Fairley and Gackowski were employed as guards at the Cook County Jail. Both complained about their fellow guards' mistreatment of prisoners. After one particularly brutal incident, the affected prisoners filed suit. Fairley and Gackowski infuriated some of the other guards by their willingness to testify truthfully about their knowledge of the incident. They were both harassed and taunted, verbally and physically. Ultimately, they both quit. Fairley testified in a deposition a few weeks before he quit. Gackowski gave a deposition after he quit. Both testified at the trial, which resulted in a defense verdict. Fairley and Gackowski brought an action under § 1983, alleging that the defendants violated their free speech rights by assaulting them as a result of their willingness to report the abuse of prisoners and to testify truthfully. Shortly before trial, the district court ordered the exclusion of all evidence of events that occurred prior to the plaintiffs’ depositions. The judge reasoned that anything that occurred prior to their speech could not be considered as retaliation or punishment for that speech. Without that evidence, the guards accepted a dismissal. Fairley and Gackowski appeal.
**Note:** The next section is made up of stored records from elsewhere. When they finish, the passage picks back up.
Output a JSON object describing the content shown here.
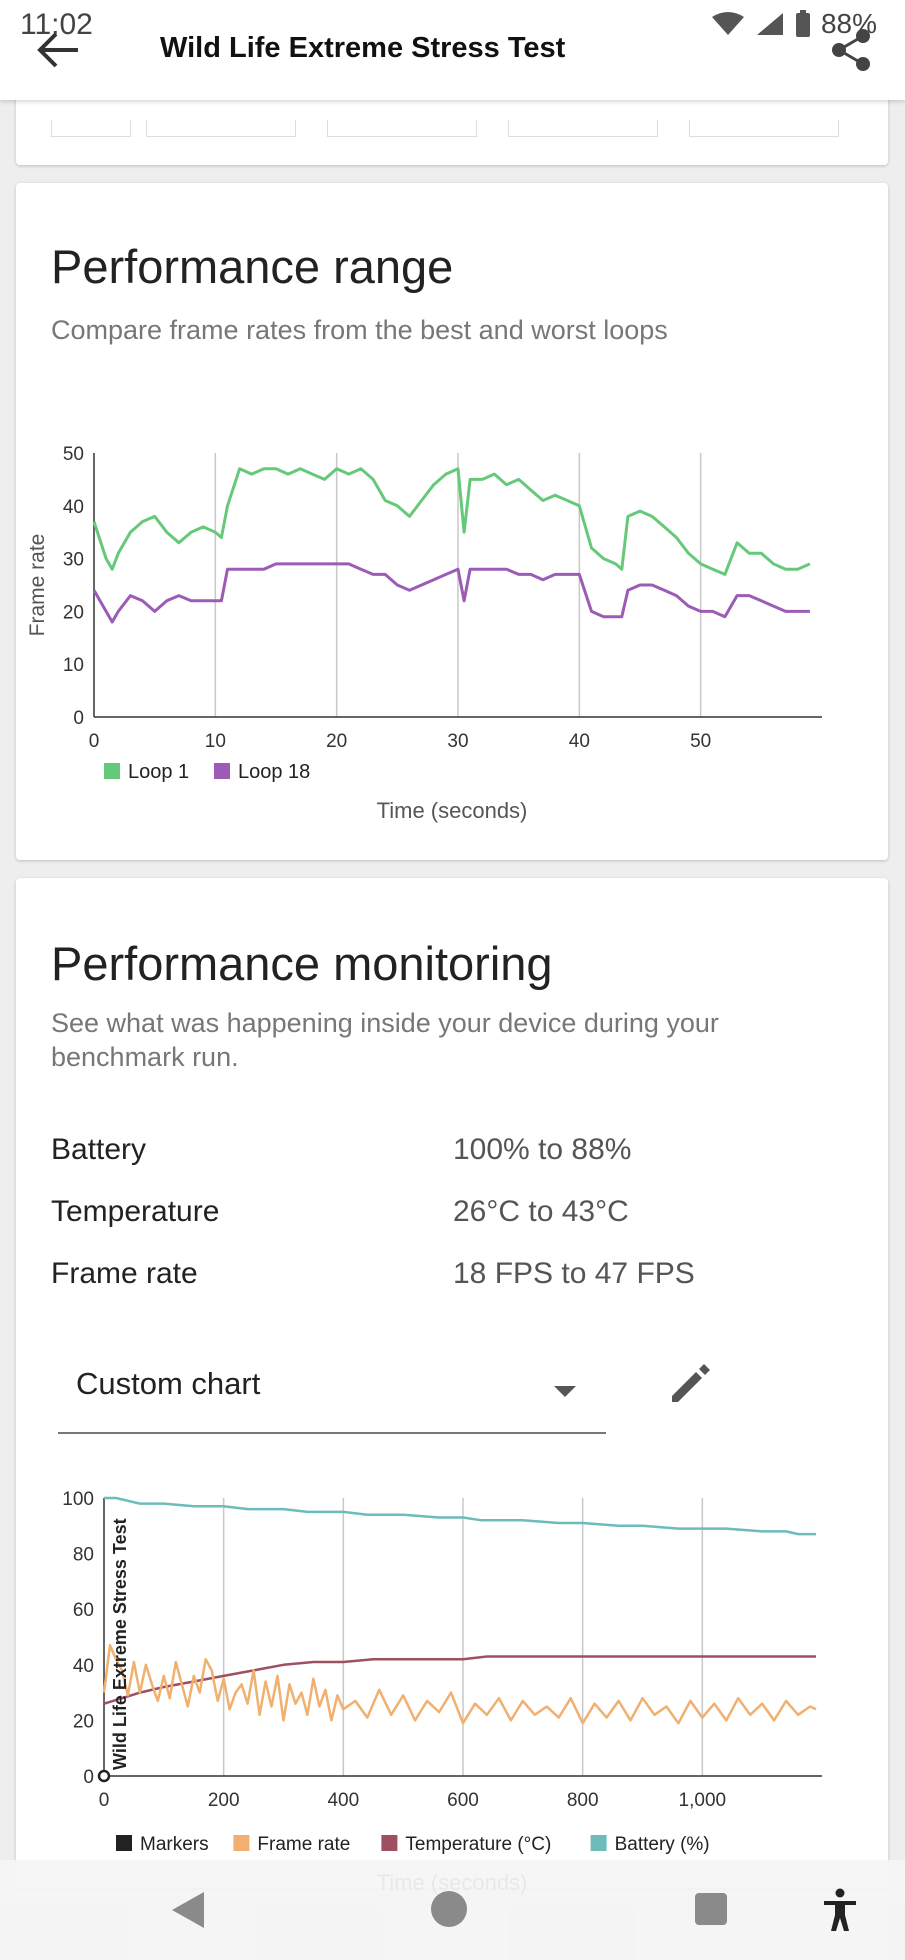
{
  "status": {
    "time": "11:02",
    "battery": "88%"
  },
  "header": {
    "title": "Wild Life Extreme Stress Test"
  },
  "range_card": {
    "title": "Performance range",
    "subtitle": "Compare frame rates from the best and worst loops"
  },
  "monitor_card": {
    "title": "Performance monitoring",
    "subtitle": "See what was happening inside your device during your benchmark run.",
    "rows": [
      {
        "label": "Battery",
        "value": "100% to 88%"
      },
      {
        "label": "Temperature",
        "value": "26°C to 43°C"
      },
      {
        "label": "Frame rate",
        "value": "18 FPS to 47 FPS"
      }
    ],
    "select_value": "Custom chart"
  },
  "chart_data": [
    {
      "type": "line",
      "title": "",
      "xlabel": "Time (seconds)",
      "ylabel": "Frame rate",
      "xlim": [
        0,
        60
      ],
      "ylim": [
        0,
        50
      ],
      "x_ticks": [
        "0",
        "10",
        "20",
        "30",
        "40",
        "50"
      ],
      "y_ticks": [
        "0",
        "10",
        "20",
        "30",
        "40",
        "50"
      ],
      "legend": "bottom-left",
      "series": [
        {
          "name": "Loop 1",
          "color": "#66c97a",
          "x": [
            0,
            1,
            1.5,
            2,
            3,
            4,
            5,
            6,
            7,
            8,
            9,
            10,
            10.5,
            11,
            12,
            13,
            14,
            15,
            16,
            17,
            18,
            19,
            20,
            21,
            22,
            23,
            24,
            25,
            26,
            27,
            28,
            29,
            30,
            30.5,
            31,
            32,
            33,
            34,
            35,
            36,
            37,
            38,
            39,
            40,
            41,
            42,
            43,
            43.5,
            44,
            45,
            46,
            47,
            48,
            49,
            50,
            51,
            52,
            53,
            54,
            55,
            56,
            57,
            58,
            59
          ],
          "values": [
            37,
            30,
            28,
            31,
            35,
            37,
            38,
            35,
            33,
            35,
            36,
            35,
            34,
            40,
            47,
            46,
            47,
            47,
            46,
            47,
            46,
            45,
            47,
            46,
            47,
            45,
            41,
            40,
            38,
            41,
            44,
            46,
            47,
            35,
            45,
            45,
            46,
            44,
            45,
            43,
            41,
            42,
            41,
            40,
            32,
            30,
            29,
            28,
            38,
            39,
            38,
            36,
            34,
            31,
            29,
            28,
            27,
            33,
            31,
            31,
            29,
            28,
            28,
            29
          ]
        },
        {
          "name": "Loop 18",
          "color": "#9c5bb5",
          "x": [
            0,
            1,
            1.5,
            2,
            3,
            4,
            5,
            6,
            7,
            8,
            9,
            10,
            10.5,
            11,
            12,
            13,
            14,
            15,
            16,
            17,
            18,
            19,
            20,
            21,
            22,
            23,
            24,
            25,
            26,
            27,
            28,
            29,
            30,
            30.5,
            31,
            32,
            33,
            34,
            35,
            36,
            37,
            38,
            39,
            40,
            41,
            42,
            43,
            43.5,
            44,
            45,
            46,
            47,
            48,
            49,
            50,
            51,
            52,
            53,
            54,
            55,
            56,
            57,
            58,
            59
          ],
          "values": [
            24,
            20,
            18,
            20,
            23,
            22,
            20,
            22,
            23,
            22,
            22,
            22,
            22,
            28,
            28,
            28,
            28,
            29,
            29,
            29,
            29,
            29,
            29,
            29,
            28,
            27,
            27,
            25,
            24,
            25,
            26,
            27,
            28,
            22,
            28,
            28,
            28,
            28,
            27,
            27,
            26,
            27,
            27,
            27,
            20,
            19,
            19,
            19,
            24,
            25,
            25,
            24,
            23,
            21,
            20,
            20,
            19,
            23,
            23,
            22,
            21,
            20,
            20,
            20
          ]
        }
      ]
    },
    {
      "type": "line",
      "title": "",
      "xlabel": "Time (seconds)",
      "ylabel": "",
      "xlim": [
        0,
        1200
      ],
      "ylim": [
        0,
        100
      ],
      "x_ticks": [
        "0",
        "200",
        "400",
        "600",
        "800",
        "1,000"
      ],
      "y_ticks": [
        "0",
        "20",
        "40",
        "60",
        "80",
        "100"
      ],
      "marker_label": "Wild Life Extreme Stress Test",
      "legend": "bottom",
      "legend_items": [
        {
          "name": "Markers",
          "color": "#222222"
        },
        {
          "name": "Frame rate",
          "color": "#f0b070"
        },
        {
          "name": "Temperature (°C)",
          "color": "#9e5060"
        },
        {
          "name": "Battery (%)",
          "color": "#6cbcbc"
        }
      ],
      "series": [
        {
          "name": "Battery (%)",
          "color": "#6cbcbc",
          "x": [
            0,
            20,
            40,
            60,
            100,
            150,
            200,
            240,
            300,
            340,
            400,
            440,
            500,
            560,
            600,
            630,
            700,
            760,
            800,
            860,
            900,
            960,
            1000,
            1040,
            1100,
            1140,
            1160,
            1190
          ],
          "values": [
            100,
            100,
            99,
            98,
            98,
            97,
            97,
            96,
            96,
            95,
            95,
            94,
            94,
            93,
            93,
            92,
            92,
            91,
            91,
            90,
            90,
            89,
            89,
            89,
            88,
            88,
            87,
            87
          ]
        },
        {
          "name": "Temperature (°C)",
          "color": "#9e5060",
          "x": [
            0,
            30,
            60,
            100,
            150,
            200,
            250,
            300,
            350,
            400,
            450,
            500,
            550,
            600,
            640,
            700,
            800,
            900,
            1000,
            1100,
            1190
          ],
          "values": [
            26,
            28,
            30,
            32,
            34,
            36,
            38,
            40,
            41,
            41,
            42,
            42,
            42,
            42,
            43,
            43,
            43,
            43,
            43,
            43,
            43
          ]
        },
        {
          "name": "Frame rate",
          "color": "#f0b070",
          "x": [
            0,
            10,
            20,
            30,
            40,
            50,
            60,
            70,
            80,
            90,
            100,
            110,
            120,
            130,
            140,
            150,
            160,
            170,
            180,
            190,
            200,
            210,
            220,
            230,
            240,
            250,
            260,
            270,
            280,
            290,
            300,
            310,
            320,
            330,
            340,
            350,
            360,
            370,
            380,
            390,
            400,
            420,
            440,
            460,
            480,
            500,
            520,
            540,
            560,
            580,
            600,
            620,
            640,
            660,
            680,
            700,
            720,
            740,
            760,
            780,
            800,
            820,
            840,
            860,
            880,
            900,
            920,
            940,
            960,
            980,
            1000,
            1020,
            1040,
            1060,
            1080,
            1100,
            1120,
            1140,
            1160,
            1180,
            1190
          ],
          "values": [
            30,
            47,
            42,
            38,
            29,
            41,
            30,
            40,
            33,
            27,
            36,
            28,
            41,
            33,
            25,
            36,
            30,
            42,
            38,
            27,
            35,
            24,
            30,
            33,
            26,
            38,
            22,
            34,
            25,
            36,
            20,
            33,
            26,
            30,
            22,
            35,
            25,
            31,
            20,
            29,
            24,
            27,
            21,
            31,
            22,
            29,
            20,
            27,
            23,
            30,
            19,
            26,
            22,
            28,
            20,
            27,
            22,
            25,
            21,
            28,
            19,
            26,
            21,
            27,
            20,
            28,
            22,
            25,
            19,
            27,
            21,
            26,
            20,
            28,
            22,
            26,
            20,
            27,
            22,
            25,
            24
          ]
        }
      ]
    }
  ]
}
In mid-2005, possibly in response to public criticism of his use of police officers as escorts, Milwaukee County Sheriff Clarke posted a message on the department bulletin board: "If you are afraid or have lost your courage, you may go home, otherwise you will ruin the morale of others." Michael Schuh, a veteran police officer, was offended. He submitted a statement to the union newsletter: "If you are afraid or you have lost your courage and need two deputies and a sergeant to escort you every time you fly in and out of the airport and patrol deputies to drive by your house when you're out of town you should resign and go home! Then you would lift the morale of this whole department (a.k.a. office)." A few days later, Sheriff Clarke assigned Schuh to a newly-created patrol in the most dangerous part of the town -- in full uniform, without a partner, and without a car. At about the same time, Sheriff Clarke issued a revised departmental confidentiality policy. The policy required employees to keep "official agency business" confidential and not to speak on behalf of the department. Officer Schuh and the union brought suit, alleging violations of state law as well as First Amendment retaliation under § 1983. The suit also challenged the confidentiality policy as an unlawful prior restraint. The district court granted summary judgment to Sheriff Clarke on the federal claims. Schuh and the union appeal.